Cündioğlu’nun muhayyileyi tamamlanmamış akletme olarak görmesi ve inancı da insani olarak değerlendirmesi tabii ki mantıklıdır. Onun; “akıl gelişmiş muhayyiledir, muhayyile gelişmemiş akıldır” demesi de buna işaret eder. Din dili, zaten, bu yüzden kuşatıcıdır ve bize göre sadece imgesel, tahayyüle dayalı değil aynı zamanda aklîdir de. Bu, aslında İslam filozoflarının temel görüşüdür. Ama şu bir gerçektir ki, çoğunluğun bu tabiatta olması ideal olan akletmenin, teemmül ve tefekkürün hakikiliğini engellemez. Üstelik teemmül ve tefekkürde de her zaman muhayyilenin payı zaten vardır. Bu açıdan, toplumsal yapıyı mümkün olduğu kadar akletmeye yaklaştırmak gereklidir. Hatta filozoflar ve sufiler, ilginçtir, tıpkı Kur’an gibi, soyut aklî gerçekleri ifade etmek için insanların tahayyül güçlerini kullanırlar. Hatta bu, insanları yönetmek için yöneticinin çok önemli bir yeteneği olarak Farabi tarafından zikredilir. Bu metot, Kur’an’ın da metodudur. Bir taraftan çoğunluğun muhayyile gücüne neredeyse somut bir Tanrı kavramını işleyen Kur’an, diğer taraftan da Allah’ın evrene nasıl nüfuz ettiğine yer vererek insanların muhayyile güçlerini yükselterek akletmeye doğru yaklaştırır. Dolayısıyla akletmek, dinin gerçek hedefidir. Duyular, tahayyül ve vehim, akletmenin yardımcılarıdır. Tahayyül gücü insani olsa da aynı güç ve vehim gücü, hayvanlarda da vardır. Onun için insanın esas olarak yorumlaması, düşünmesi, vahiy alması, ilhamı hep akıl gücü temellidir. Filozoflarımızın vahyin temeline saf muhayyileyi koymasının en önemli sebebi, vahiy sürecine Peygamberin herhangi bir müdahalesi olmadığını ispat etmek ve aynı zamanda da insanın bütün bilgi kazanımlarının aslında metafizik tabiatlı olduğunu göstermek içindir. Filozoflar, bu yüzden Peygamberin vahiy dışında alığı ilhamı farklı statüde, yani tamamen insani karakterde değerlendirmektedir. Biz bununla, yani dinin esas olarak muhayyileyi de içine alan akıl temelli olmasını, aynı zamanda, insanlığın toplumsal ve akli evrimi ile de bağlantılı görmekteyiz. Bize göre, insanlığın aklî evrimi ile peygamberliğin bitmesi arasında doğrusal bir ilişki vardır ve bu da göstermektedir ki, tahayyülü dışlamadan aklî temellendirme din için kaçınılmazdır.
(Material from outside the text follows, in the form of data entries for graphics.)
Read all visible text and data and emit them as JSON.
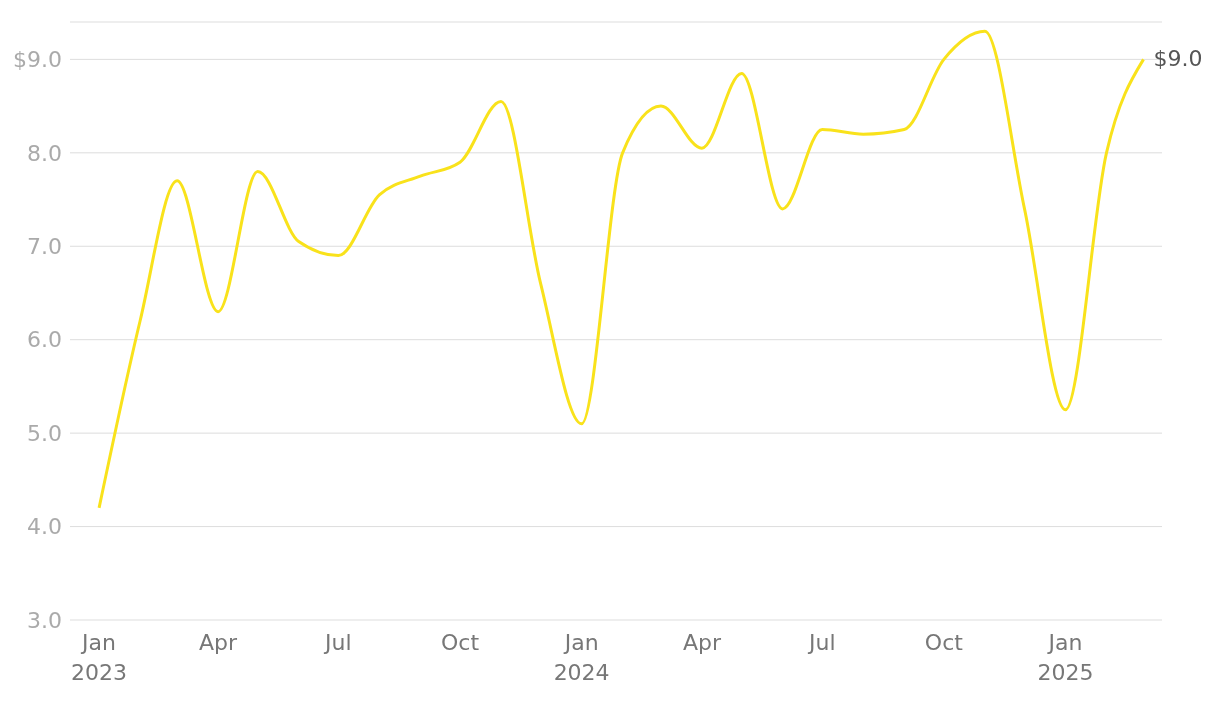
{
  "chart_data": {
    "type": "line",
    "x": [
      "2023-01",
      "2023-02",
      "2023-03",
      "2023-04",
      "2023-05",
      "2023-06",
      "2023-07",
      "2023-08",
      "2023-09",
      "2023-10",
      "2023-11",
      "2023-12",
      "2024-01",
      "2024-02",
      "2024-03",
      "2024-04",
      "2024-05",
      "2024-06",
      "2024-07",
      "2024-08",
      "2024-09",
      "2024-10",
      "2024-11",
      "2024-12",
      "2025-01",
      "2025-02",
      "2025-03"
    ],
    "series": [
      {
        "color": "#f9e21b",
        "values": [
          4.2,
          6.2,
          7.7,
          6.3,
          7.8,
          7.05,
          6.9,
          7.55,
          7.75,
          7.9,
          8.55,
          6.6,
          5.1,
          8.0,
          8.5,
          8.05,
          8.85,
          7.4,
          8.25,
          8.2,
          8.25,
          9.0,
          9.3,
          7.4,
          5.25,
          8.0,
          9.0
        ]
      }
    ],
    "ylim": [
      3,
      9.4
    ],
    "yticks": [
      {
        "value": 3,
        "label": "3.0"
      },
      {
        "value": 4,
        "label": "4.0"
      },
      {
        "value": 5,
        "label": "5.0"
      },
      {
        "value": 6,
        "label": "6.0"
      },
      {
        "value": 7,
        "label": "7.0"
      },
      {
        "value": 8,
        "label": "8.0"
      },
      {
        "value": 9,
        "label": "$9.0"
      }
    ],
    "xlim": [
      "2022-12-10",
      "2025-03-15"
    ],
    "xticks": [
      {
        "value": "2023-01",
        "label": "Jan\n2023"
      },
      {
        "value": "2023-04",
        "label": "Apr"
      },
      {
        "value": "2023-07",
        "label": "Jul"
      },
      {
        "value": "2023-10",
        "label": "Oct"
      },
      {
        "value": "2024-01",
        "label": "Jan\n2024"
      },
      {
        "value": "2024-04",
        "label": "Apr"
      },
      {
        "value": "2024-07",
        "label": "Jul"
      },
      {
        "value": "2024-10",
        "label": "Oct"
      },
      {
        "value": "2025-01",
        "label": "Jan\n2025"
      }
    ],
    "annotations": [
      {
        "text": "$9.0",
        "x": "2025-03",
        "y": 9.0
      }
    ],
    "grid": "y",
    "marker": "none"
  }
}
Cündioğlu, konuşmasının bir yerinde dinde çelişki aranmaz demektedir, doğrudur ama aranmaması dinin çelişki içerdiğini veya çelişkili görünen şeylere olduğu gibi inanılması gerektiğini göstermez, çünkü gerçekte dinde de vahiyde de çelişki olmaz. Önemli olan tahayyül gücünü akla yaklaştırmak ve mümkün olduğu kadar çelişkisiz bir dini inanca sahip olmaktır. Ayrıca onun, “bilim bütünü kuramaz, din kurar” demesi de bize göre tam olarak doğru değildir. Çünkü bilimin içerisinde de hayal gücü zaten yer alır. Bilim ne kadar analitik olsa da, illaki dinin hakikatiyle çatışması ve bütünü dışlaması ve parçayı esas alması gerekmez. İnsan muhayyilesini dışlamayan bir bilimsel yaklaşım her zaman mümkündür ve tarihte de bu, en azından bir dönem bizzat İslam filozoflarınca gerçekleştirilmiştir. Üstelik, dinin kurduğunu söylediği bütünlükçü yapı da sadece görüntüde bütünlükçü gibidir. Gerçekte inananlar, çözemedikleri hususları, çözüyormuş gibi, bütüne dâhil eder. Yine Cündioğlu’nun, aynı çerçevede, “muhayyile doyar ama us doymaz” demesi de kanaatimizce doğru değildir. Her ikisi de doymaz, hatta duyular da doymaz tabiatları müsait değildir, çünkü doyabilmeleri için mutlak hakikate erişmeleri gerekir ki, bu imkânsızdır. Ayrıca bunun insanda fıtri olarak mevcut olan ebedilik duygusuyla da alakası vardır.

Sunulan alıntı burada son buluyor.